Rita, a girl from my writer's group, raises her hand. "Do you have a specific system for getting yourself to write?"

"I have a deadline," Margaret says.

She sits down at her computer by 9:00 AM every morning except Sundays, whether she feels like it or not, whether if she thinks what she's writing is boring or not. "If you make yourself write, pretty soon you feel like it."

"But when you get stuck, do you have a method to overcome it?" Rita persists.

"I don't think writer's block exists," Margaret says.

She admits that a writer might come to a tough part in the book and not know how to continue. At that point, you need to trust in yourself and keep writing.

"You can call it Writer's Block, but I just call it avoidance." However, she does advise that you don't need to write things in chronological order. Just start with the most interesting thing and use that to get into the story.

* * *

"What drew you to the Arapaho?" asks another member of the audience.

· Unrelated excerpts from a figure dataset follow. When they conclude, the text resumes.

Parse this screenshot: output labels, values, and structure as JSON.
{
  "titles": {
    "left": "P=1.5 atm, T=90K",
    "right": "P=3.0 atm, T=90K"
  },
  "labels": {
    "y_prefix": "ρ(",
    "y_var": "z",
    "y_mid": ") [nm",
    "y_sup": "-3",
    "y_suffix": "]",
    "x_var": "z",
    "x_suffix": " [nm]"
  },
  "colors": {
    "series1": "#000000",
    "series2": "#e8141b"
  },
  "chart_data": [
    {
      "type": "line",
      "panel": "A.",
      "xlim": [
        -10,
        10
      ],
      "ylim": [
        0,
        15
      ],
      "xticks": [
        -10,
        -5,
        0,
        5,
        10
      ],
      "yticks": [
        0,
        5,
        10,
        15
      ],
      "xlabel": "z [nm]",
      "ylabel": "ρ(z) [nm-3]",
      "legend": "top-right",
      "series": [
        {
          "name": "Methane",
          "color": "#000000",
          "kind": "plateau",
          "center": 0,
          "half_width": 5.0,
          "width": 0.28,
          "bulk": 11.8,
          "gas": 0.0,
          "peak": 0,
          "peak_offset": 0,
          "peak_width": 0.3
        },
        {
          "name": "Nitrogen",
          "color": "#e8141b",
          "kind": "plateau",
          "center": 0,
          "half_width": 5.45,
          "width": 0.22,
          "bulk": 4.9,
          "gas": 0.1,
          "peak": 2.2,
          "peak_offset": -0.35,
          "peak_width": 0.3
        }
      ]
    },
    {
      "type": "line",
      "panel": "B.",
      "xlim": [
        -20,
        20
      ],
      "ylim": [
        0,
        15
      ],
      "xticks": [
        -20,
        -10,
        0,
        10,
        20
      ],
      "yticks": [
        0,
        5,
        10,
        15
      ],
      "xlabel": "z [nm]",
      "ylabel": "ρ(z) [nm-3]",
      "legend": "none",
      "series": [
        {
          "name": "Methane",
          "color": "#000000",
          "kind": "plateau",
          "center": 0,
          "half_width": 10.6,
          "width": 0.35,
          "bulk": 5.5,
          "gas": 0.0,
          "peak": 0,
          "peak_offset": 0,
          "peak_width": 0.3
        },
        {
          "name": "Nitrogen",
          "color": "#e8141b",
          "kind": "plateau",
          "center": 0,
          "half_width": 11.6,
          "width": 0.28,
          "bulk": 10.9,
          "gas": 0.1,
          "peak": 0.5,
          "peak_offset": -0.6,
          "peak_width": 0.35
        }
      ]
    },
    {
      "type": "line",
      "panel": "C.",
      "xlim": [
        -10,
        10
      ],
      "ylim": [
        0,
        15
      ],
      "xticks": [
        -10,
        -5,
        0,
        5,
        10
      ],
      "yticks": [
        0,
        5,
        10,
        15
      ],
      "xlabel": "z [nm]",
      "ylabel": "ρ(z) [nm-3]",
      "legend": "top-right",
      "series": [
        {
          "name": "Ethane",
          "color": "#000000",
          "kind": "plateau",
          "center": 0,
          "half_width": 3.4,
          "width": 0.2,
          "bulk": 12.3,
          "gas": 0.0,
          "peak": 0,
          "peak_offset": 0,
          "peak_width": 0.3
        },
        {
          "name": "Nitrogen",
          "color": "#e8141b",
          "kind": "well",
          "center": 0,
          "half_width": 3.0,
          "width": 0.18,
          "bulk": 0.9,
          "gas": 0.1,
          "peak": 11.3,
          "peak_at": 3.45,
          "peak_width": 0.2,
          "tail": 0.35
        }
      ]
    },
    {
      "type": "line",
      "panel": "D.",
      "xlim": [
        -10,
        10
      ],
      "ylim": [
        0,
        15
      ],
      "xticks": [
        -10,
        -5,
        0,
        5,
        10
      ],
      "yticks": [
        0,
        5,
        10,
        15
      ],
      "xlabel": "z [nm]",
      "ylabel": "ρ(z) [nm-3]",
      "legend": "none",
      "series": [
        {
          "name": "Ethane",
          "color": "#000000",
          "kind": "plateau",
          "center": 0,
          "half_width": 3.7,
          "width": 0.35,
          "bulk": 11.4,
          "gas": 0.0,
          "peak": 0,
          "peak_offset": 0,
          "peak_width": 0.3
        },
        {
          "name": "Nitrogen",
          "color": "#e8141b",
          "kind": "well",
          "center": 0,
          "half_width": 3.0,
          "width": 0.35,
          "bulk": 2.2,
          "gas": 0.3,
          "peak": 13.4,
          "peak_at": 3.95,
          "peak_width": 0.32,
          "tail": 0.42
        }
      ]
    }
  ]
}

As a 4th generation Coloradan, Margaret grew up on old stories her family would tell. Soon, she started getting interested in the people who had been there before. The Arapaho interested her because they were the "businessmen of the plains," always trading among the tribes. As such, they were peacekeepers, "because war is bad for business." At the same time they were a spiritual people and still are today.

While researching them, she discovered Chief Left Hand, who happened to be fluent in English. This was an amazing thing. Back then, the common language on the plains was sign language. But when the gold rush came, who was going to deal with the white man? Chief Left Hand's ability to negotiate led to his rise. He strove for peace and was a hero. But, as F. Scott Fitzgerald said, "Show me a hero and I'll write you a tragedy." He died in the San Creek Massacre, giving his life for his people.

Margaret was so fascinated by Chief Left Hand, she set off to write a magazine article. "5 years later, I had a book."

* * *

Kaleo, who leads the Brea Library Writer's Club, gets in the last question. "Any advice to writers who want to be published?"

Writers today have a lot of options. First thing you have to do is finish the book and make it the best you can. Then you put on your business cap and figure out how to sell. You have to be able to support the book and bring people to it.